Un nouveau gouvernement doit "mener les réformes demandées par l'UE et qui nous apporteront automatiquement le statut de candidat à une adhésion à l'UE", poursuit le texte.
- Système "pas démocratique" -
Pour l'un des manifestants, le chirurgien Nika Gorgaslidze, 45 ans, "Ivanishvili tire les ficelles du gouvernement, du parlement, des tribunaux, des médias: c'est un système qui n'est pas démocratique et qui est incompatible avec l'objectif de la Géorgie de devenir membre de l'UE".
"Nos manifestations ne s'arrêteront pas tant que nous n'aurons pas un nouveau gouvernement capable de mettre en oeuvre les réformes nécessaires pour devenir membre de l'UE", a assuré Marina Sanodze, une étudiante de 19 ans.
Le 23 juin, les dirigeants européens se sont dits "prêts à accorder le statut de candidat" à la Géorgie, cible en 2008 d'une offensive armée russe, mais une fois que des réformes importantes auront été menées.

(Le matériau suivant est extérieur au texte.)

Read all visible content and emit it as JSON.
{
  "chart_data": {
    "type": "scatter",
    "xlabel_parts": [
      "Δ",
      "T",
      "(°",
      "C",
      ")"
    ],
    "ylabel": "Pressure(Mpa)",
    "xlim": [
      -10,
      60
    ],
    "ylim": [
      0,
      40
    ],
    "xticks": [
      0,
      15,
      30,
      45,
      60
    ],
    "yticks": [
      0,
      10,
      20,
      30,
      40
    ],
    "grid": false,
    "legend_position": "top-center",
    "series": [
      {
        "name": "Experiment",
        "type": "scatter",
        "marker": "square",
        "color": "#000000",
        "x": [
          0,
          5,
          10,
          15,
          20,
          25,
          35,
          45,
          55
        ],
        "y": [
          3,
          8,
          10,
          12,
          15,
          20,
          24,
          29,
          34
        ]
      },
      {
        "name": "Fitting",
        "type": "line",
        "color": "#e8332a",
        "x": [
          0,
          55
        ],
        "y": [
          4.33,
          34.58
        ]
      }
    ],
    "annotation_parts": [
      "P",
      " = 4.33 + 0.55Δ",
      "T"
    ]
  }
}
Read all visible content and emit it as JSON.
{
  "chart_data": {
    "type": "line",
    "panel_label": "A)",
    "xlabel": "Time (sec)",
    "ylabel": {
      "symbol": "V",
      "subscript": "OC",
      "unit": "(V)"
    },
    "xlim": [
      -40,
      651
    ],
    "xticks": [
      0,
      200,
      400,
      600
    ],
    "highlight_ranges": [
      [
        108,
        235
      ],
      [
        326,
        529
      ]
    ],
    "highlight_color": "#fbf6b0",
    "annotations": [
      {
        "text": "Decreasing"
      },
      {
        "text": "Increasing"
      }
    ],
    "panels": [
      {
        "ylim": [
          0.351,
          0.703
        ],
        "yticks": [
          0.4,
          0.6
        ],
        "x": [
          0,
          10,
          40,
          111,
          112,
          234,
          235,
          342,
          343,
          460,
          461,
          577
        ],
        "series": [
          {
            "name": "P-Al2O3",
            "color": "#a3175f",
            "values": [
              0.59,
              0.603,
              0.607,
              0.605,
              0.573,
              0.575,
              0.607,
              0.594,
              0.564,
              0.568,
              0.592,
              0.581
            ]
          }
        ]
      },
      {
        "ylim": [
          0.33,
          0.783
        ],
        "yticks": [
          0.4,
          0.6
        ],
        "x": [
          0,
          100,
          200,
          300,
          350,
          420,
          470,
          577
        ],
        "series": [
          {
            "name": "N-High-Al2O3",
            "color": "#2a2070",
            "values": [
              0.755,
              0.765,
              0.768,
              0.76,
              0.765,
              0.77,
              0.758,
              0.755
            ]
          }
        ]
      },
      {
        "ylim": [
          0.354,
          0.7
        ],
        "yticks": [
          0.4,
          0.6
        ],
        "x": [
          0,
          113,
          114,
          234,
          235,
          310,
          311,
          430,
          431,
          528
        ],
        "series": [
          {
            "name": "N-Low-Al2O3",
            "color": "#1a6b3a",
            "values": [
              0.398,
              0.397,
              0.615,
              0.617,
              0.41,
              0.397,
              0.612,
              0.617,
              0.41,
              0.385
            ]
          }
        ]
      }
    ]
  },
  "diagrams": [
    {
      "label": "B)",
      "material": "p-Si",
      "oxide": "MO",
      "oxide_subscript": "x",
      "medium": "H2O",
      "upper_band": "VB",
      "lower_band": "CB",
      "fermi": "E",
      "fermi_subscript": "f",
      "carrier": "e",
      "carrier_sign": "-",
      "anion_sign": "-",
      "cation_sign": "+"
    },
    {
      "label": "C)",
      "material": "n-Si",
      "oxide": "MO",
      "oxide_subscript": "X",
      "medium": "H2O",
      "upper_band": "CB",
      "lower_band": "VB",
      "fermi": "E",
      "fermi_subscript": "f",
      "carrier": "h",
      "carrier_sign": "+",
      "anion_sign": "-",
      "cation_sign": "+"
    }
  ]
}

Cette décision a été suivie par des manifestations contre le Rêve géorgien, lors desquelles il a été exigé que Bidzina Ivanichvili - considéré comme l'homme fort du pays, même s'il n'a plus de fonction politique officielle - lâche le pouvoir.

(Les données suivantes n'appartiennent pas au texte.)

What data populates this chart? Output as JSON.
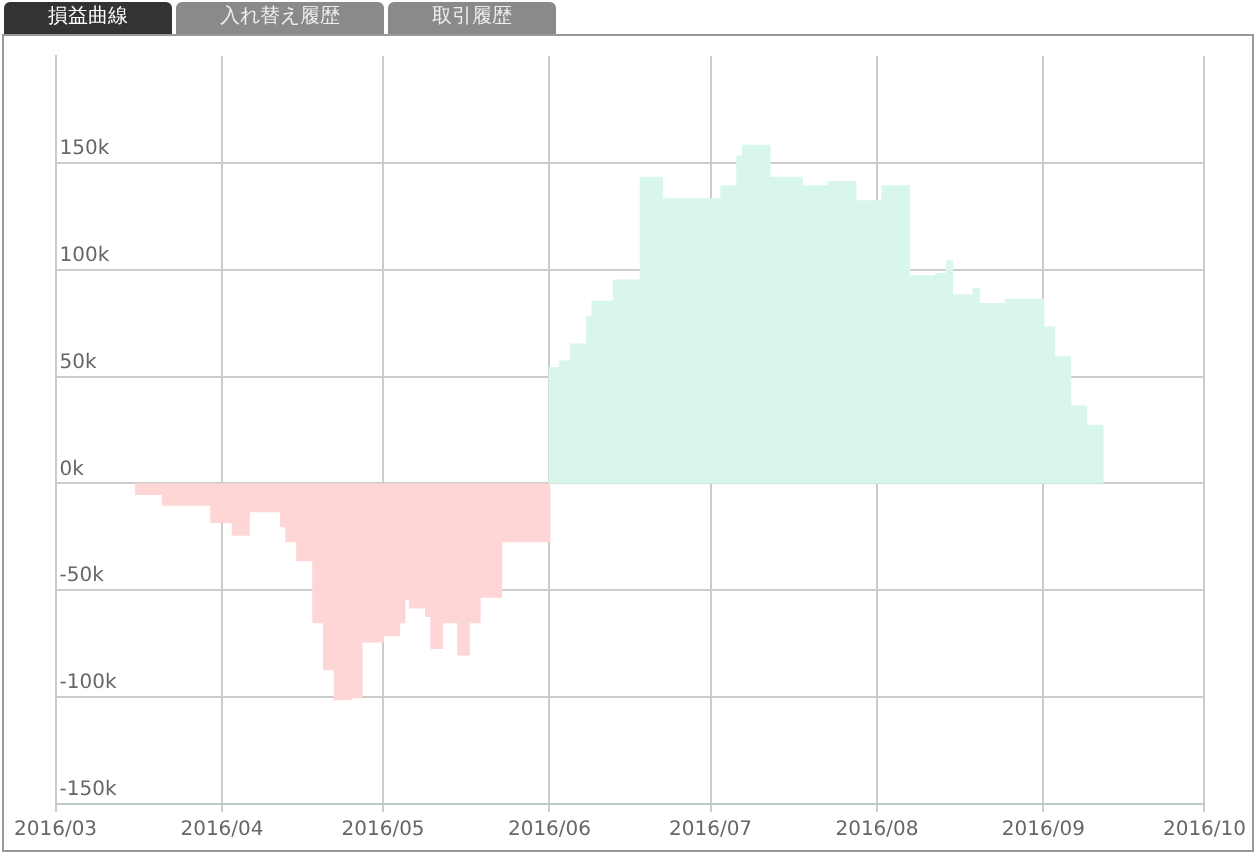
{
  "chart_data": {
    "type": "area",
    "annotations": [
      "損益曲線",
      "入れ替え履歴",
      "取引履歴"
    ],
    "xlim": [
      "2016-03",
      "2016-10"
    ],
    "xticks": [
      {
        "value": "2016-03",
        "label": "2016/03"
      },
      {
        "value": "2016-04",
        "label": "2016/04"
      },
      {
        "value": "2016-05",
        "label": "2016/05"
      },
      {
        "value": "2016-06",
        "label": "2016/06"
      },
      {
        "value": "2016-07",
        "label": "2016/07"
      },
      {
        "value": "2016-08",
        "label": "2016/08"
      },
      {
        "value": "2016-09",
        "label": "2016/09"
      },
      {
        "value": "2016-10",
        "label": "2016/10"
      }
    ],
    "ylim": [
      -150000,
      200000
    ],
    "yticks": [
      {
        "value": -150000,
        "label": "-150k"
      },
      {
        "value": -100000,
        "label": "-100k"
      },
      {
        "value": -50000,
        "label": "-50k"
      },
      {
        "value": 0,
        "label": "0k"
      },
      {
        "value": 50000,
        "label": "50k"
      },
      {
        "value": 100000,
        "label": "100k"
      },
      {
        "value": 150000,
        "label": "150k"
      }
    ],
    "grid": true,
    "legend": false,
    "series": [
      {
        "color": "#ffd6d6",
        "x": [
          "2016-03-16",
          "2016-03-16",
          "2016-03-21",
          "2016-03-21",
          "2016-03-30",
          "2016-03-30",
          "2016-04-03",
          "2016-04-03",
          "2016-04-06",
          "2016-04-06",
          "2016-04-12",
          "2016-04-12",
          "2016-04-13",
          "2016-04-13",
          "2016-04-15",
          "2016-04-15",
          "2016-04-18",
          "2016-04-18",
          "2016-04-20",
          "2016-04-20",
          "2016-04-22",
          "2016-04-22",
          "2016-04-25",
          "2016-04-25",
          "2016-04-27",
          "2016-04-27",
          "2016-05-01",
          "2016-05-01",
          "2016-05-04",
          "2016-05-04",
          "2016-05-05",
          "2016-05-05",
          "2016-05-06",
          "2016-05-06",
          "2016-05-09",
          "2016-05-09",
          "2016-05-10",
          "2016-05-10",
          "2016-05-12",
          "2016-05-12",
          "2016-05-15",
          "2016-05-15",
          "2016-05-17",
          "2016-05-17",
          "2016-05-19",
          "2016-05-19",
          "2016-05-23",
          "2016-05-23",
          "2016-06-01",
          "2016-06-01"
        ],
        "values": [
          0,
          -5000,
          -5000,
          -10000,
          -10000,
          -18000,
          -18000,
          -24000,
          -24000,
          -13000,
          -13000,
          -20000,
          -20000,
          -27000,
          -27000,
          -36000,
          -36000,
          -65000,
          -65000,
          -87000,
          -87000,
          -101000,
          -101000,
          -100000,
          -100000,
          -74000,
          -74000,
          -71000,
          -71000,
          -65000,
          -65000,
          -54000,
          -54000,
          -58000,
          -58000,
          -62000,
          -62000,
          -77000,
          -77000,
          -65000,
          -65000,
          -80000,
          -80000,
          -65000,
          -65000,
          -53000,
          -53000,
          -27000,
          -27000,
          0
        ]
      },
      {
        "color": "#d8f7ea",
        "x": [
          "2016-06-01",
          "2016-06-01",
          "2016-06-03",
          "2016-06-03",
          "2016-06-05",
          "2016-06-05",
          "2016-06-08",
          "2016-06-08",
          "2016-06-09",
          "2016-06-09",
          "2016-06-13",
          "2016-06-13",
          "2016-06-18",
          "2016-06-18",
          "2016-06-22",
          "2016-06-22",
          "2016-07-03",
          "2016-07-03",
          "2016-07-06",
          "2016-07-06",
          "2016-07-07",
          "2016-07-07",
          "2016-07-12",
          "2016-07-12",
          "2016-07-18",
          "2016-07-18",
          "2016-07-23",
          "2016-07-23",
          "2016-07-28",
          "2016-07-28",
          "2016-08-02",
          "2016-08-02",
          "2016-08-07",
          "2016-08-07",
          "2016-08-12",
          "2016-08-12",
          "2016-08-14",
          "2016-08-14",
          "2016-08-15",
          "2016-08-15",
          "2016-08-19",
          "2016-08-19",
          "2016-08-20",
          "2016-08-20",
          "2016-08-25",
          "2016-08-25",
          "2016-09-01",
          "2016-09-01",
          "2016-09-03",
          "2016-09-03",
          "2016-09-06",
          "2016-09-06",
          "2016-09-09",
          "2016-09-09",
          "2016-09-12",
          "2016-09-12"
        ],
        "values": [
          0,
          54000,
          54000,
          57000,
          57000,
          65000,
          65000,
          78000,
          78000,
          85000,
          85000,
          95000,
          95000,
          143000,
          143000,
          133000,
          133000,
          139000,
          139000,
          153000,
          153000,
          158000,
          158000,
          143000,
          143000,
          139000,
          139000,
          141000,
          141000,
          132000,
          132000,
          139000,
          139000,
          97000,
          97000,
          98000,
          98000,
          104000,
          104000,
          88000,
          88000,
          91000,
          91000,
          84000,
          84000,
          86000,
          86000,
          73000,
          73000,
          59000,
          59000,
          36000,
          36000,
          27000,
          27000,
          0
        ]
      }
    ]
  }
}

La Géorgie, qui borde la mer Noire, a demandé à adhérer à l'UE en même temps que l'Ukraine et la Moldavie, deux autres ex-républiques soviétiques, quelques jours après l'attaque de la Russie contre l'Ukraine le 24 février.
Le 23 juin, les dirigeants européens ont accordé ce statut à Kiev et Chisinau, mais pas à Tbilissi, tout en reconnaissant la "perspective européenne" de la Géorgie. "L'avenir de la Géorgie est au sein de l'UE", a assuré le président du Conseil européen, Charles Michel.
Cette annonce avait été saluée comme "historique" par la présidente géorgienne, Salomé Zourabichvili. "Nous sommes prêts à travailler avec détermination au cours des prochains mois pour obtenir le statut de candidat", a-t-elle écrit sur Twitter.
Mais Bruxelles demande à Tbilissi des réformes pour renforcer la justice, la liberté de la presse, le système électoral, et lutter contre les oligarques, dans un pays régulièrement secoué par des crises politiques.
Le Premier ministre Irakli Garibachvili, du parti Rêve géorgien, a assuré que son gouvernement était "mobilisé" pour accomplir ces réformes et obtenir le statut de candidat "le plus vite possible".
La Géorgie veut depuis des années rejoindre l'UE et l'Otan. Sur fond de ces ambitions, une courte guerre l'a opposée en 2008 à la Russie, qui a reconnu dans la foulée l'indépendance de deux territoires séparatistes géorgiens.